Recognizing and Treating Neuropsychiatric Symptoms in Parkinson's Disease


 

References

A post-hoc analysis of the ADAGIO study (rasagiline or placebo in PD patients taking antidepressants) found that rasagiline use was associated with a nonsignificant slowing of apathy development during the trial [54].

Psychosis

Psychotic symptoms are a common occurrence in drug-treated patients, with visual hallucinations occurring in up to 30%, though over a 20-year period up to three-quarters of patients may develop visual hallucinations.After visual, the most common type of hallucination is auditory, followed by the other affected senses such as tactile, olfactory, or even taste [57]. Delusions, which tend to be paranoid in nature, occur in about 5% of patients [55–57]. The presence of psychotic symptoms is associated with poorer quality of life [58].

Symptomatology

The visual hallucinations of PD are usually quite stereotyped, and have been described as “minor” and “non-minor”[59]. Minor hallucinations refer to transient peripheral field stimuli that disappear when brought into central focus, “something flashed by,” a sense of a living being nearby, “a presence in the room,” or illusions whereby objects are transformed, eg, a bush in the yard is a deer.

Auditory hallucinations tend to be vague or indistinct sounds, like music in another room as opposed to voices speaking directly to the patient as might be experienced in a primary psychotic disorder. Tactile forms often involve insects or other animals crawling on the skin. Olfactory hallucinations may take the form of smelling perfume, toxic odors from room vents, etc.

Early in the experience, the visual hallucinations may be amusing in that they consistently remain nonthreatening, similar day to day, and sometimes oddly provide an aspect of comfort or companionship to the patient. More commonly, the hallucinations are bothersome to the patient because the experience indicates to the patient that there is something wrong with their mind. Visual hallucinations often begin in low-stimulus environments, often in the evening or other low-light conditions, but as the problem advances they can occur at any time of day. While visual hallucinations may initially occur for only seconds at a time many days apart, the frequency and duration can increase until they occur hours at a time every day and are accompanied by multiple other visual hallucinations, delusions, and confusion [60].
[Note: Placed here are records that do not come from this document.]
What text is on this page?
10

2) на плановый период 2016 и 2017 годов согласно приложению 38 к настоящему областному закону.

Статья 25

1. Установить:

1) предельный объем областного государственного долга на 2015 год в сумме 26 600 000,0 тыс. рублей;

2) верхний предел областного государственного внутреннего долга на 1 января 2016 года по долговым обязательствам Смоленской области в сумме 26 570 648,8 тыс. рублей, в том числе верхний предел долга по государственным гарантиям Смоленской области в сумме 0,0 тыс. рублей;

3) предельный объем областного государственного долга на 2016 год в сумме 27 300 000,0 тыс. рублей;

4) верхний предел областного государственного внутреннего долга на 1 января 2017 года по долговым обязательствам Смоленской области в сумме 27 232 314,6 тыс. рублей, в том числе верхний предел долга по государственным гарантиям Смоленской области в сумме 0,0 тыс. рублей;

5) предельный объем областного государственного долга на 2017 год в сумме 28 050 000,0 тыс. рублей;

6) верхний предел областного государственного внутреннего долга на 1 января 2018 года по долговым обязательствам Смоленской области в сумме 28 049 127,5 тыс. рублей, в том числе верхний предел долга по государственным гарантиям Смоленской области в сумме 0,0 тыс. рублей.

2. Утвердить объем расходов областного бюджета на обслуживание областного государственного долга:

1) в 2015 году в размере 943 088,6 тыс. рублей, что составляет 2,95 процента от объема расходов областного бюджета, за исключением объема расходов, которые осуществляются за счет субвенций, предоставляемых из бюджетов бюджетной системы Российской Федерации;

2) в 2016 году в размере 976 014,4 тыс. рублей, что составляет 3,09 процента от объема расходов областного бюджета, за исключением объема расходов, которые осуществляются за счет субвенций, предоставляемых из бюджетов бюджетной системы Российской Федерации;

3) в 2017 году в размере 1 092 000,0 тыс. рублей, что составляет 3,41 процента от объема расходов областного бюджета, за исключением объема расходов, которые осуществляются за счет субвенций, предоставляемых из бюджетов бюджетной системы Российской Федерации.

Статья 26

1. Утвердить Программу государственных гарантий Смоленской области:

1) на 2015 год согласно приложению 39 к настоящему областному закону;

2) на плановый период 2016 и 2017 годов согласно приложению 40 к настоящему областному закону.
Delusions tend to be more distressing to patients and caregivers because they are often paranoid in nature. The patient is more likely to act out due to the anxiety the paranoia creates. For example, she may change passwords to online accounts due to a belief that unknown assailants are after her finances. He may go to great lengths trying to prove his wife is cheating.

Risk Factors

While the primary risk factor for psychotic symptom development is dementia [57], it occurs in nondemented patients. Other associations include reduced visual acuity [56], visual processing impairment [61–65], use of dopamine agonists, REM behavior disorder, duration of PD, axial rigidity subtype of disease [61,66–68]. The pathophysiology of psychosis in PD is likely complex and remains currently unexplained. The role of excess dopamine has been described above, but there is also data suggesting cholinergic deficits in the cortex may also contribute. Excess serotonin (increased 5HT2A receptor subtypes) in the temporal lobe within the visual processing pathway has been postulated to be of significance [69,70]. Hypometabolism in visual association areas of the brain in subjects with visual hallucinations has been demonstrated in PET and functional MRI studies [64,71]. This is similar to findings in patients with dementia with Lewy bodies [72].